Based on the limited data available to establish the use of aPL antibody tests as risk factors, the task force supported the idea of deriving a risk factor score but recommended expanding or confirming these preliminary observations by identifying and developing collaborations and by conducting studies with existing large, population-based, prospective cohorts with available data on thrombosis and/or pregnancy outcomes.
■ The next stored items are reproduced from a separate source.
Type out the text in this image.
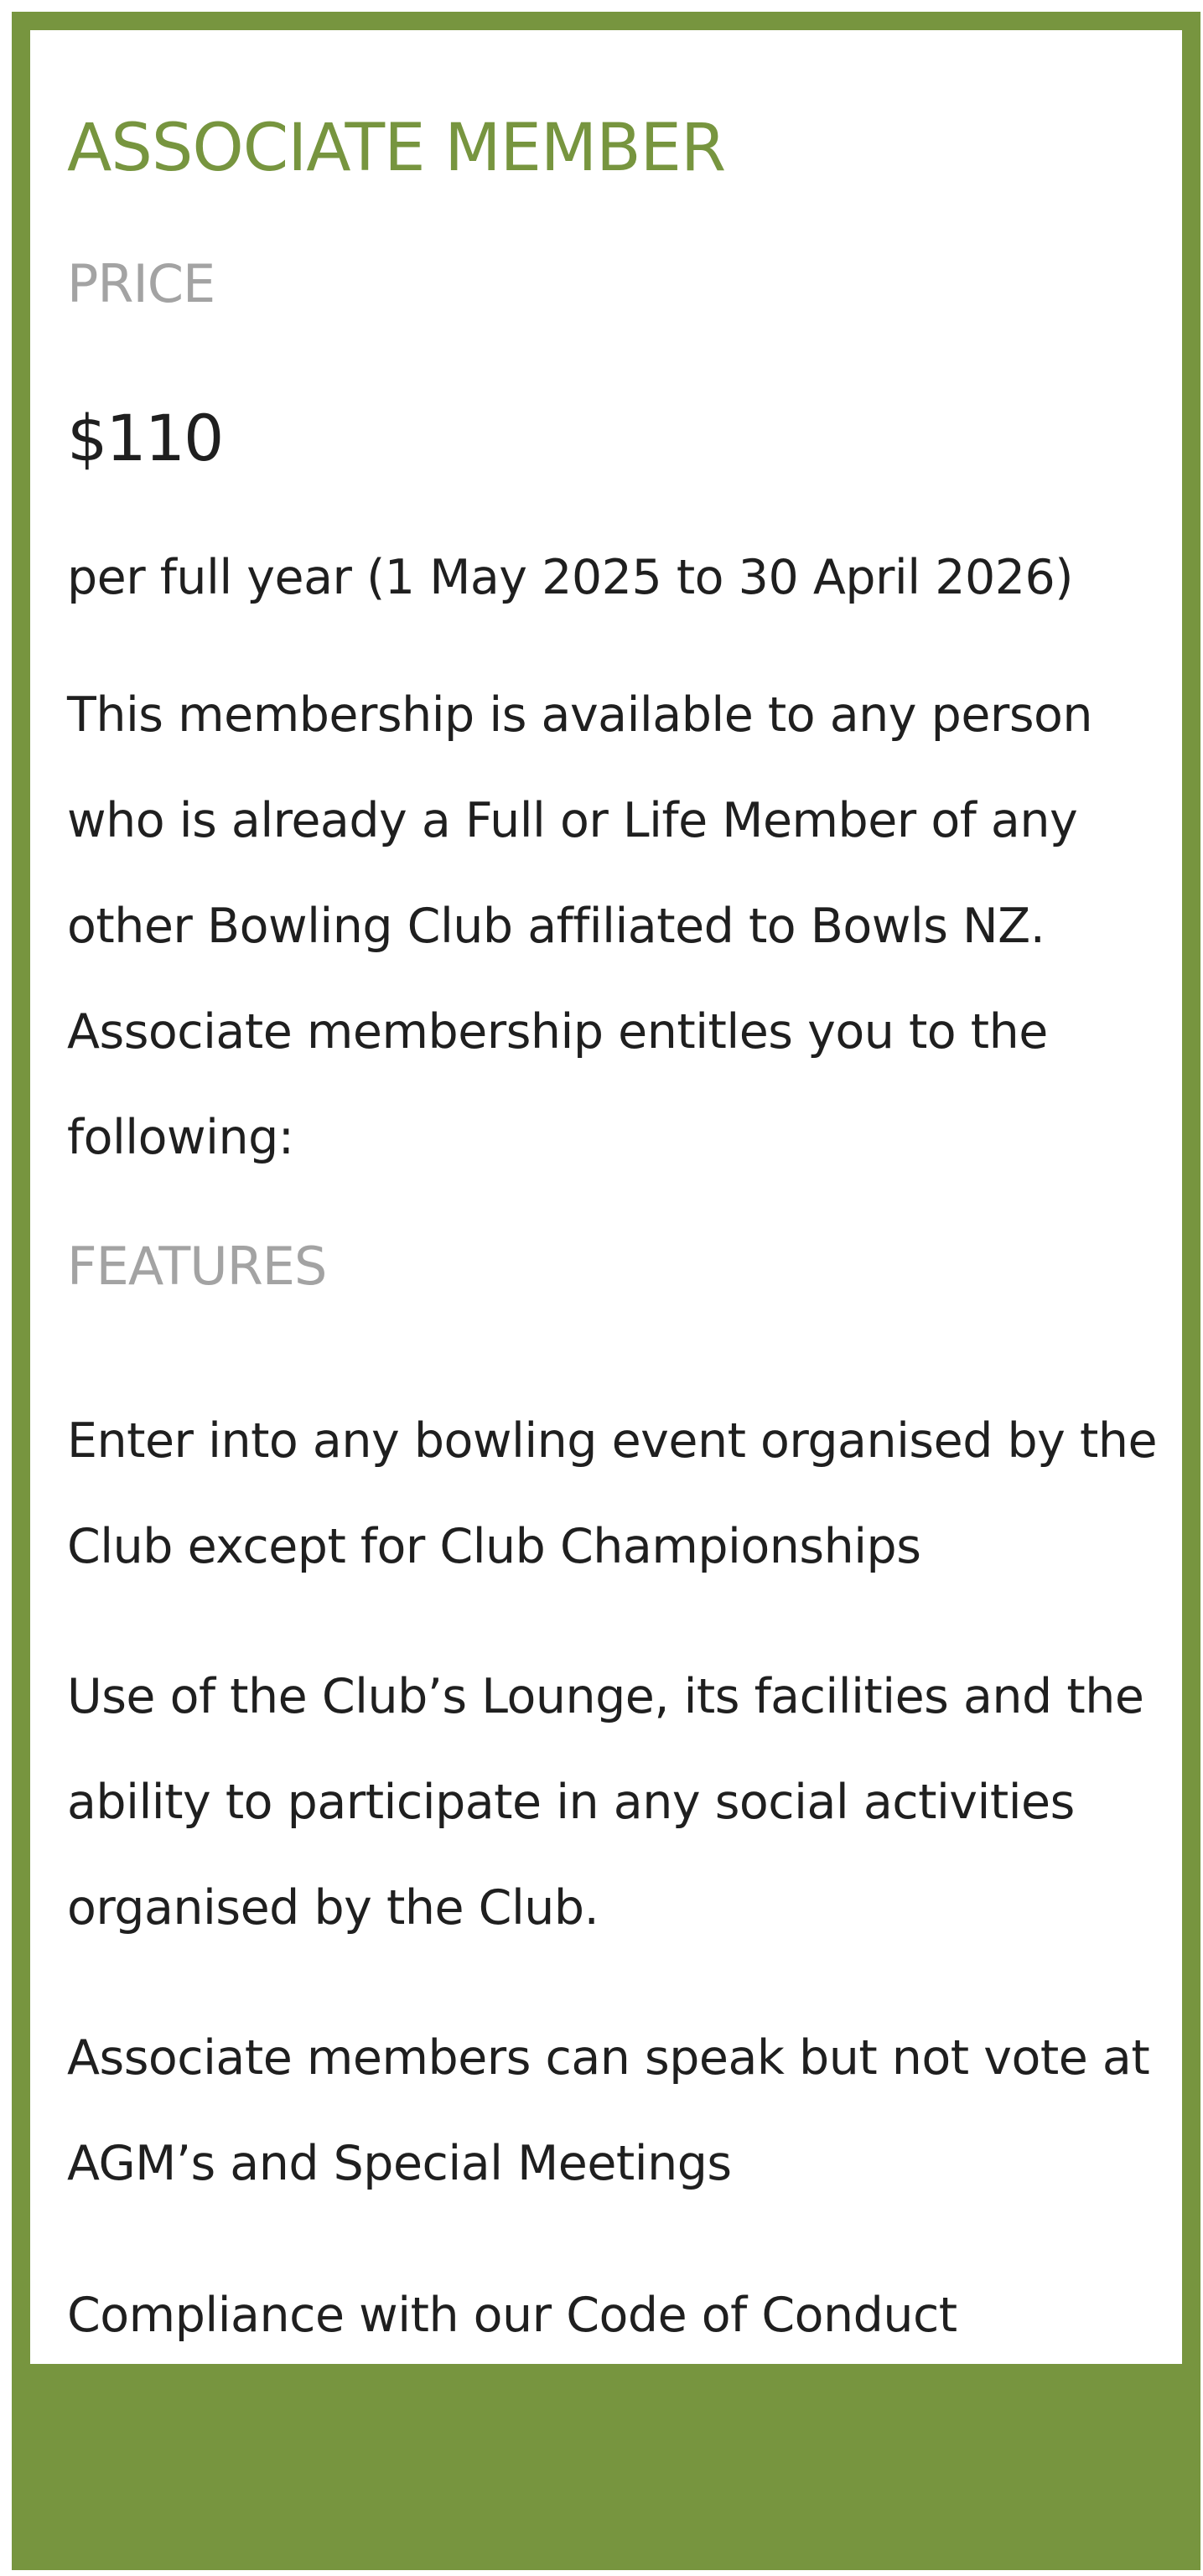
ASSOCIATE MEMBER
PRICE
$110

per full year (1 May 2025 to 30 April 2026)

This membership is available to any person who is already a Full or Life Member of any other Bowling Club affiliated to Bowls NZ. Associate membership entitles you to the following:

FEATURES

Enter into any bowling event organised by the Club except for Club Championships

Use of the Club’s Lounge, its facilities and the ability to participate in any social activities organised by the Club.

Associate members can speak but not vote at AGM’s and Special Meetings

Compliance with our Code of Conduct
In addition, the task force recommended that a full panel of current aPL antibody tests be included in any one of those studies (i.e., aCL and anti-β2GPI immunoassays and LAC assays). Furthermore, new tests such as antiprothrombin, anti–PS/PT, anti-β2GPI domain I, and annexin A5 (AnxA5) resistance (discussed below) should be studied as well.9
Noncriteria APL Tests: Hope for a Better Future on APL Testing?
As indicated above, the revised classification criteria for the diagnosis of APS includes positivity of at least one of the three criteria aPL antibody tests.7 However, the use of these tests may not guarantee full sensitivity and specificity to confirm an APS diagnosis. In clinical practice, there are indeed many “false positives” with aPL antibody tests, especially with the aCL ELISA, which can give positive results in clinical conditions aside from APS; these conditions include infectious diseases (e.g., syphilis), malignancies, and other autoimmune diseases. However, there are patients with clinical patterns strongly suggestive of APS but who are persistently negative for criteria tests. Additionally, the criteria aPL antibody tests may not identify “pathogenic” subpopulations of aPL antibodies.
Several autoantibodies have been demonstrated to bind directly to negatively charged phospholipids other than cardiolipin (individually or as a phospholipid mixture) or to other proteins in the coagulation cascade (i.e., prothrombin and/or phosphatidylserine-prothrombin complexes); antibodies can also interfere with anticoagulant activity of the AnxA5. However, the clinical and diagnostic utility of these newly developed assays as well as their standardization requires much further study. In some cases, these new assays lack standardization, and there are not international units of measurements.